Here’s a budget fact that may come as a surprise to many Californians: Federal dollars make up the second-largest piece of the state budget. California is expected to spend $87.6 billion in federal funds through the state budget in 2013-14, the current fiscal year. These federal dollars comprise more than one-third (37.6 percent) of the state’s total $232.9 billion budget for 2013-14, which also includes state spending from the General Fund (the biggest piece of the budget pie), special funds, and bond funds. (We highlighted these state dollars in a blog post last week.)
State budget documents show that:
- More than half (52.1 percent) of the federal dollars projected to be spent through the state budget in 2013-14 will flow through the Department of Health Care Services (DHCS). These funds — $45.6 billion — will primarily support the Medi-Cal Program, which provides health care coverage for well over 8 million low-income Californians and which the state will expand in January 2014 as authorized by federal health care reform.
- More than $11 billion in federal funds (12.8 percent) will support other health programs outside of DHCS as well as human services, including the CalWORKs welfare-to-work program and an array of services and interventions to protect children from neglect, abuse, or exploitation.
- More than $10 billion in federal funds (11.9 percent) will flow through the Employment Development Department, with most of these dollars supporting Unemployment Insurance (UI) benefits for jobless Californians.
- Other federal dollars spent through the state budget in 2013-14 will largely support K-12 schools, higher education, and transportation.
It’s important to remember that most federal dollars that come to California bypass the state budget and go directly to individuals, businesses, and others, as we explained in this report. These “off-budget” federal dollars include funding for Social Security benefits, the Earned Income Tax Credit, CalFresh food assistance, Supplemental Security Income cash assistance for low-income seniors and people with disabilities, payments to defense contractors, and the salaries and wages of federal employees.
Of course, not all is well on the federal funding front. Automatic cuts to both defense and nondefense programs took effect on March 1 of this year. Nationally, this so-called “sequestration” requires nearly $1 trillion in spending cuts through federal fiscal year 2021, including an $85 billion reduction in the current fiscal year, which ends on September 30. California’s precise share of these cuts is unknown, but it’s reasonable to assume the state and its residents could lose hundreds of millions of federal dollars — and possibly well over $1 billion — in the current fiscal year alone. Moreover, the impact of the cuts ranges far and wide. For example, more than 8,000 California children were expected to lose access to Head Start early education this year, and over 15,000 California families were estimated to lose federal rental assistance. Moreover, federal UI benefits for more than 400,000 jobless Californians were cut by nearly 18 percent in April as a result of sequestration.

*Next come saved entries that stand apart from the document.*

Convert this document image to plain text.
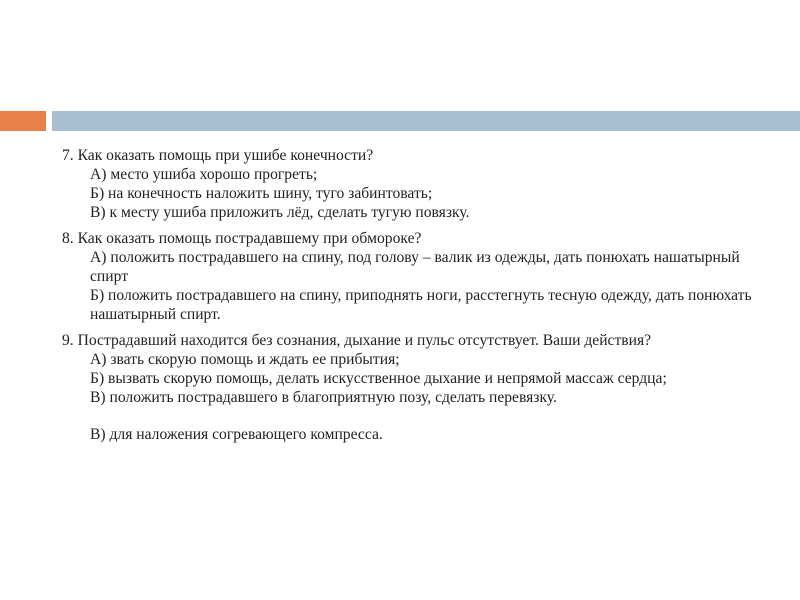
7. Как оказать помощь при ушибе конечности?
А) место ушиба хорошо прогреть;
Б) на конечность наложить шину, туго забинтовать;
В) к месту ушиба приложить лёд, сделать тугую повязку.
8. Как оказать помощь пострадавшему при обмороке?
А) положить пострадавшего на спину, под голову – валик из одежды, дать понюхать нашатырный спирт
Б) положить пострадавшего на спину, приподнять ноги, расстегнуть тесную одежду, дать понюхать нашатырный спирт.
9. Пострадавший находится без сознания, дыхание и пульс отсутствует. Ваши действия?
А) звать скорую помощь и ждать ее прибытия;
Б) вызвать скорую помощь, делать искусственное дыхание и непрямой массаж сердца;
В) положить пострадавшего в благоприятную позу, сделать перевязку.
В) для наложения согревающего компресса.
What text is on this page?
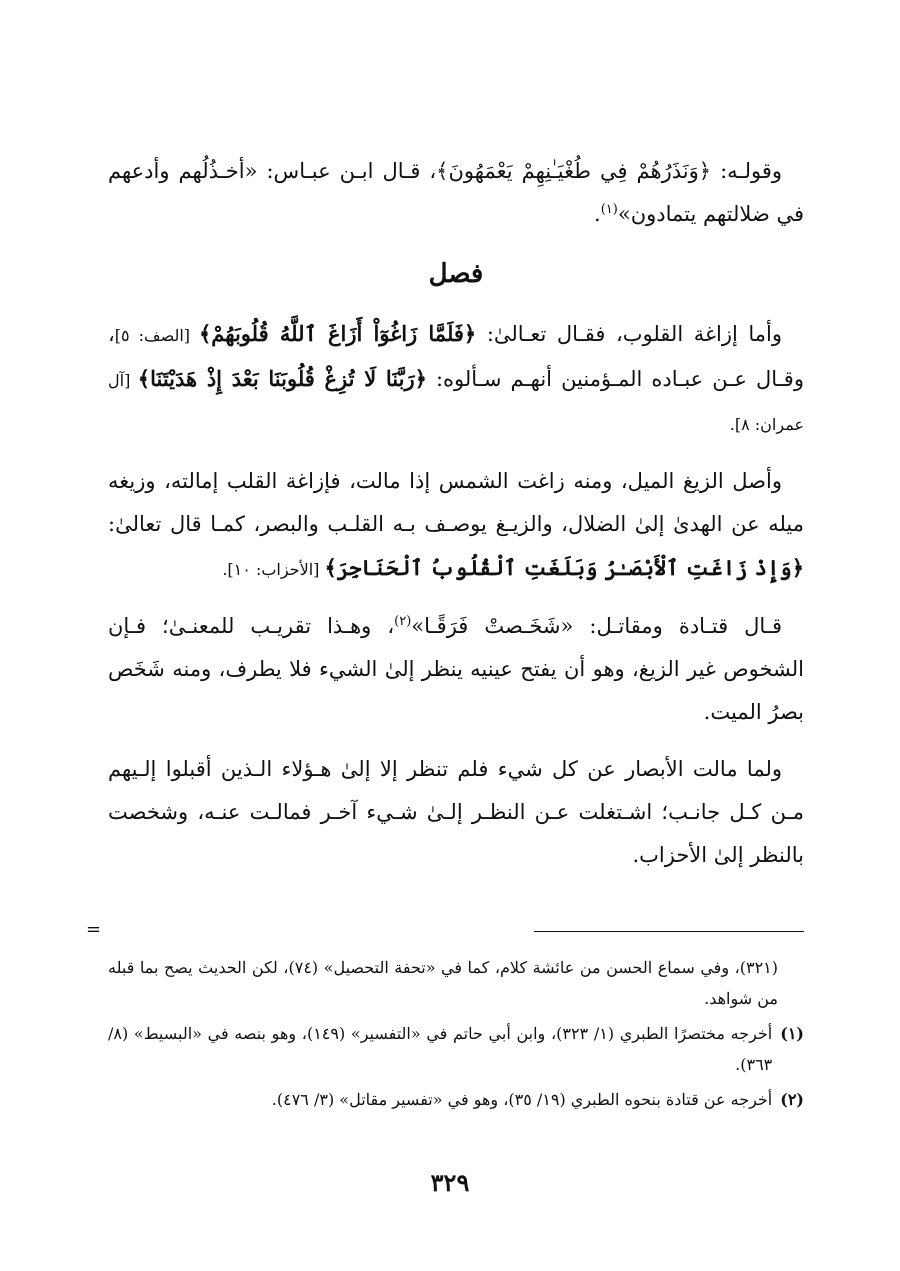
وقولـه: ﴿وَنَذَرُهُمْ فِي طُغْيَـٰنِهِمْ يَعْمَهُونَ﴾، قـال ابـن عبـاس: «أخـذُلُهم وأدعهم في ضلالتهم يتمادون»$^{(١)}$.

فصل

وأما إزاغة القلوب، فقـال تعـالىٰ: ﴿فَلَمَّا زَاغُوٓاْ أَزَاغَ ٱللَّهُ قُلُوبَهُمْ﴾ [الصف: ٥]، وقـال عـن عبـاده المـؤمنين أنهـم سـألوه: ﴿رَبَّنَا لَا تُزِغْ قُلُوبَنَا بَعْدَ إِذْ هَدَيْتَنَا﴾ [آل عمران: ٨].

وأصل الزيغ الميل، ومنه زاغت الشمس إذا مالت، فإزاغة القلب إمالته، وزيغه ميله عن الهدىٰ إلىٰ الضلال، والزيـغ يوصـف بـه القلـب والبصر، كمـا قال تعالىٰ: ﴿وَإِذْ زَاغَتِ ٱلْأَبْصَـٰرُ وَبَلَغَتِ ٱلْقُلُوبُ ٱلْحَنَاجِرَ﴾ [الأحزاب: ١٠].

قـال قتـادة ومقاتـل: «شَخَـصتْ فَرَقًـا»$^{(٢)}$، وهـذا تقريـب للمعنـىٰ؛ فـإن الشخوص غير الزيغ، وهو أن يفتح عينيه ينظر إلىٰ الشيء فلا يطرف، ومنه شَخَص بصرُ الميت.

ولما مالت الأبصار عن كل شيء فلم تنظر إلا إلىٰ هـؤلاء الـذين أقبلوا إلـيهم مـن كـل جانـب؛ اشـتغلت عـن النظـر إلـىٰ شـيء آخـر فمالـت عنـه، وشخصت بالنظر إلىٰ الأحزاب.

=
(٣٢١)، وفي سماع الحسن من عائشة كلام، كما في «تحفة التحصيل» (٧٤)، لكن الحديث يصح بما قبله من شواهد.
(١)
أخرجه مختصرًا الطبري (١/ ٣٢٣)، وابن أبي حاتم في «التفسير» (١٤٩)، وهو بنصه في «البسيط» (٨/ ٣٦٣).
(٢)
أخرجه عن قتادة بنحوه الطبري (١٩/ ٣٥)، وهو في «تفسير مقاتل» (٣/ ٤٧٦).
٣٢٩
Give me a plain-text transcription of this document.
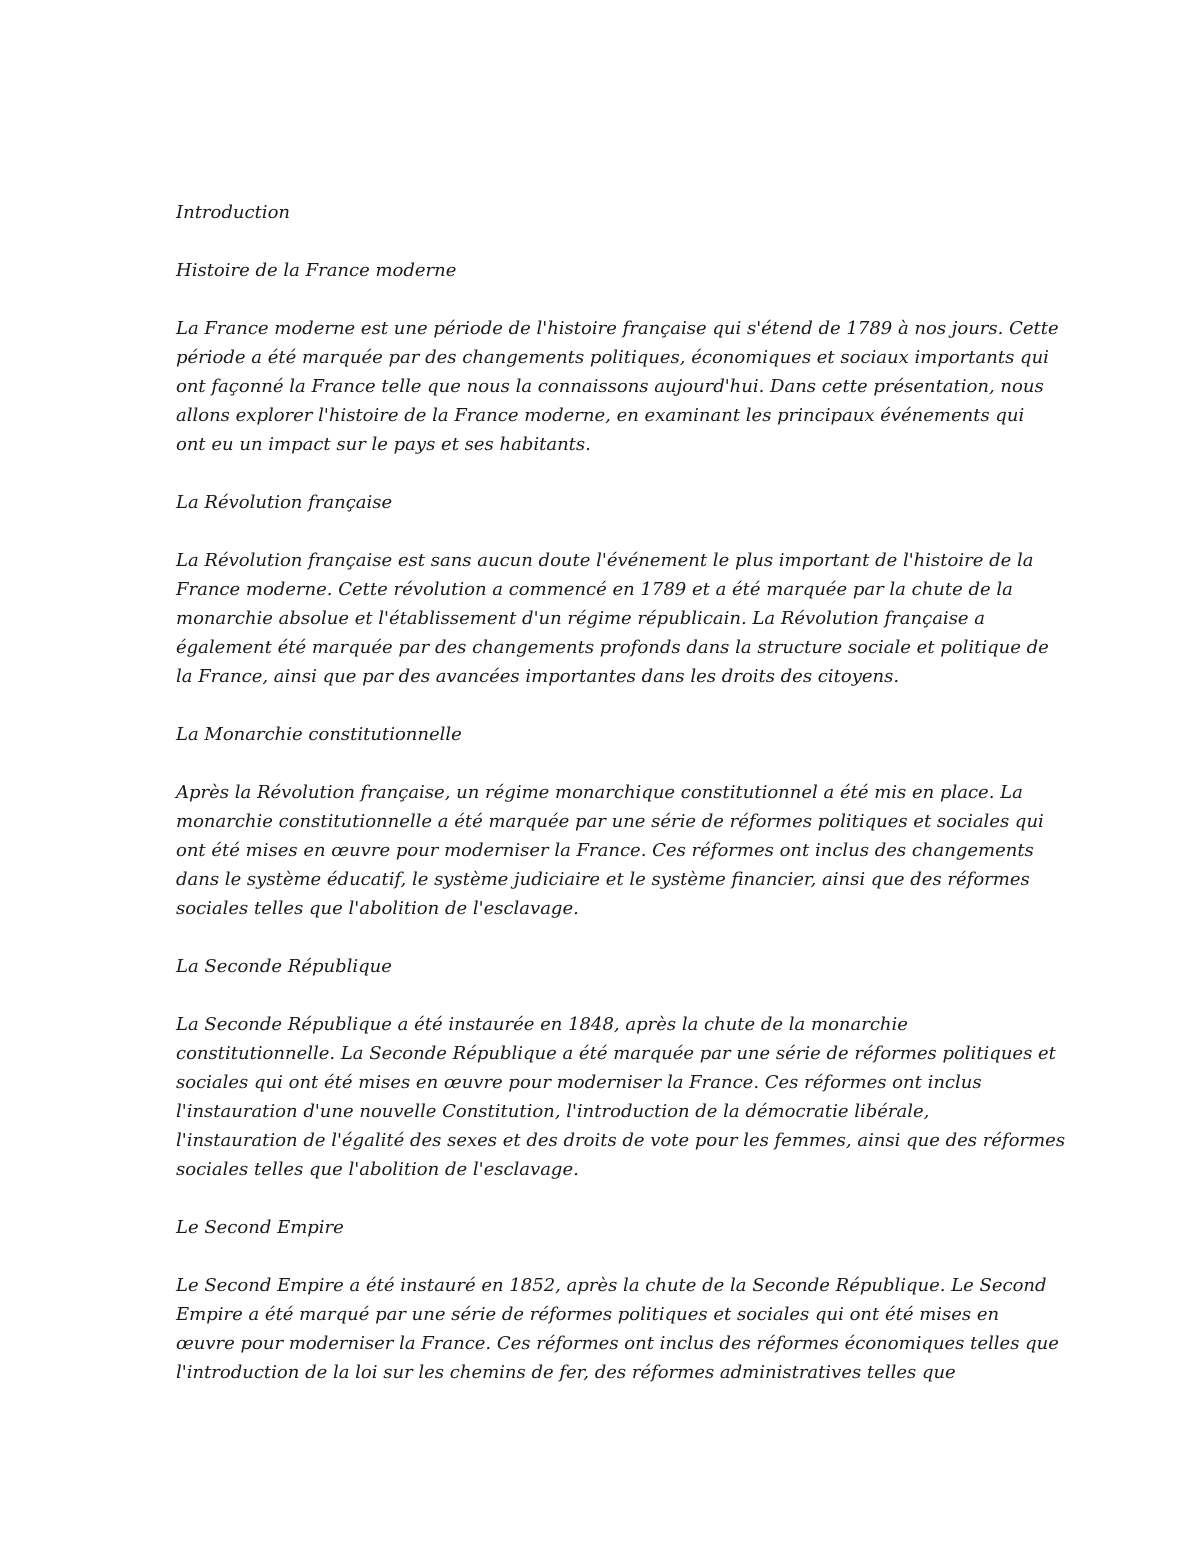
Introduction
Histoire de la France moderne
La France moderne est une période de l'histoire française qui s'étend de 1789 à nos jours. Cette
période a été marquée par des changements politiques, économiques et sociaux importants qui
ont façonné la France telle que nous la connaissons aujourd'hui. Dans cette présentation, nous
allons explorer l'histoire de la France moderne, en examinant les principaux événements qui
ont eu un impact sur le pays et ses habitants.
La Révolution française
La Révolution française est sans aucun doute l'événement le plus important de l'histoire de la
France moderne. Cette révolution a commencé en 1789 et a été marquée par la chute de la
monarchie absolue et l'établissement d'un régime républicain. La Révolution française a
également été marquée par des changements profonds dans la structure sociale et politique de
la France, ainsi que par des avancées importantes dans les droits des citoyens.
La Monarchie constitutionnelle
Après la Révolution française, un régime monarchique constitutionnel a été mis en place. La
monarchie constitutionnelle a été marquée par une série de réformes politiques et sociales qui
ont été mises en œuvre pour moderniser la France. Ces réformes ont inclus des changements
dans le système éducatif, le système judiciaire et le système financier, ainsi que des réformes
sociales telles que l'abolition de l'esclavage.
La Seconde République
La Seconde République a été instaurée en 1848, après la chute de la monarchie
constitutionnelle. La Seconde République a été marquée par une série de réformes politiques et
sociales qui ont été mises en œuvre pour moderniser la France. Ces réformes ont inclus
l'instauration d'une nouvelle Constitution, l'introduction de la démocratie libérale,
l'instauration de l'égalité des sexes et des droits de vote pour les femmes, ainsi que des réformes
sociales telles que l'abolition de l'esclavage.
Le Second Empire
Le Second Empire a été instauré en 1852, après la chute de la Seconde République. Le Second
Empire a été marqué par une série de réformes politiques et sociales qui ont été mises en
œuvre pour moderniser la France. Ces réformes ont inclus des réformes économiques telles que
l'introduction de la loi sur les chemins de fer, des réformes administratives telles que
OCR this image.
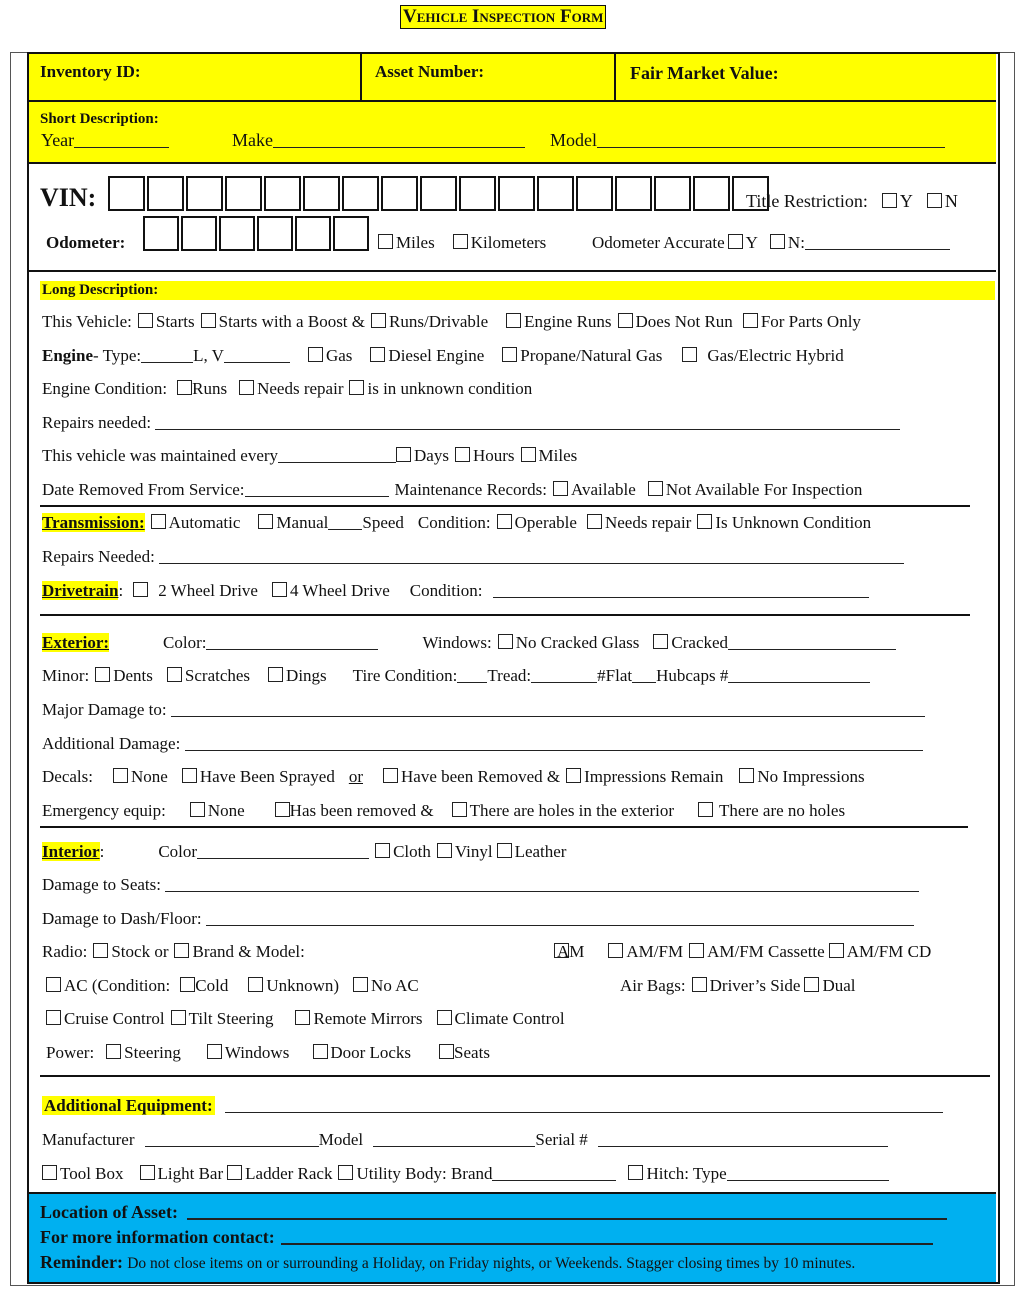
Vehicle Inspection Form
Inventory ID:	Asset Number:	Fair Market Value:
Short Description:
Year	Make	Model
VIN:	Title Restriction: Y N
Odometer:	Miles Kilometers	Odometer Accurate Y N:
Long Description:
This Vehicle: Starts Starts with a Boost & Runs/Drivable Engine Runs Does Not Run For Parts Only
Engine- Type:	L, V	Gas Diesel Engine Propane/Natural Gas	Gas/Electric Hybrid
Engine Condition: Runs Needs repair is in unknown condition
Repairs needed:
This vehicle was maintained every	Days Hours Miles
Date Removed From Service:	Maintenance Records: Available Not Available For Inspection
Transmission: Automatic Manual Speed Condition: Operable Needs repair Is Unknown Condition
Repairs Needed:
Drivetrain: 2 Wheel Drive 4 Wheel Drive Condition:
Exterior:	Color:	Windows: No Cracked Glass Cracked
Minor: Dents Scratches Dings Tire Condition: Tread:	#Flat Hubcaps #
Major Damage to:
Additional Damage:
Decals: None Have Been Sprayed or Have been Removed & Impressions Remain No Impressions
Emergency equip: None	Has been removed & There are holes in the exterior	There are no holes
Interior:	Color	Cloth Vinyl Leather
Damage to Seats:
Damage to Dash/Floor:
Radio: Stock or Brand & Model:	AM AM/FM AM/FM Cassette AM/FM CD
AC (Condition: Cold Unknown) No AC	Air Bags: Driver’s Side Dual
Cruise Control Tilt Steering Remote Mirrors Climate Control
Power: Steering	Windows Door Locks	Seats
Additional Equipment:
Manufacturer	Model	Serial #
Tool Box Light Bar Ladder Rack Utility Body: Brand	Hitch: Type
Location of Asset:
For more information contact:
Reminder: Do not close items on or surrounding a Holiday, on Friday nights, or Weekends. Stagger closing times by 10 minutes.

Any way you look at it, these federal spending cuts make no sense and — as our colleagues at the Center on Budget and Policy Priorities have argued — should be replaced “with a balanced package of tax and spending measures that do not increase poverty or inequality or exert such a sharp, immediate drag on the recovery.” While the impacts of sequestration are not yet fully understood, it’s clear that federal dollars — whether they’re spent through the state budget or not — play a critical role in enhancing the state’s quality of life and improving the lives of low- and middle-income Californians.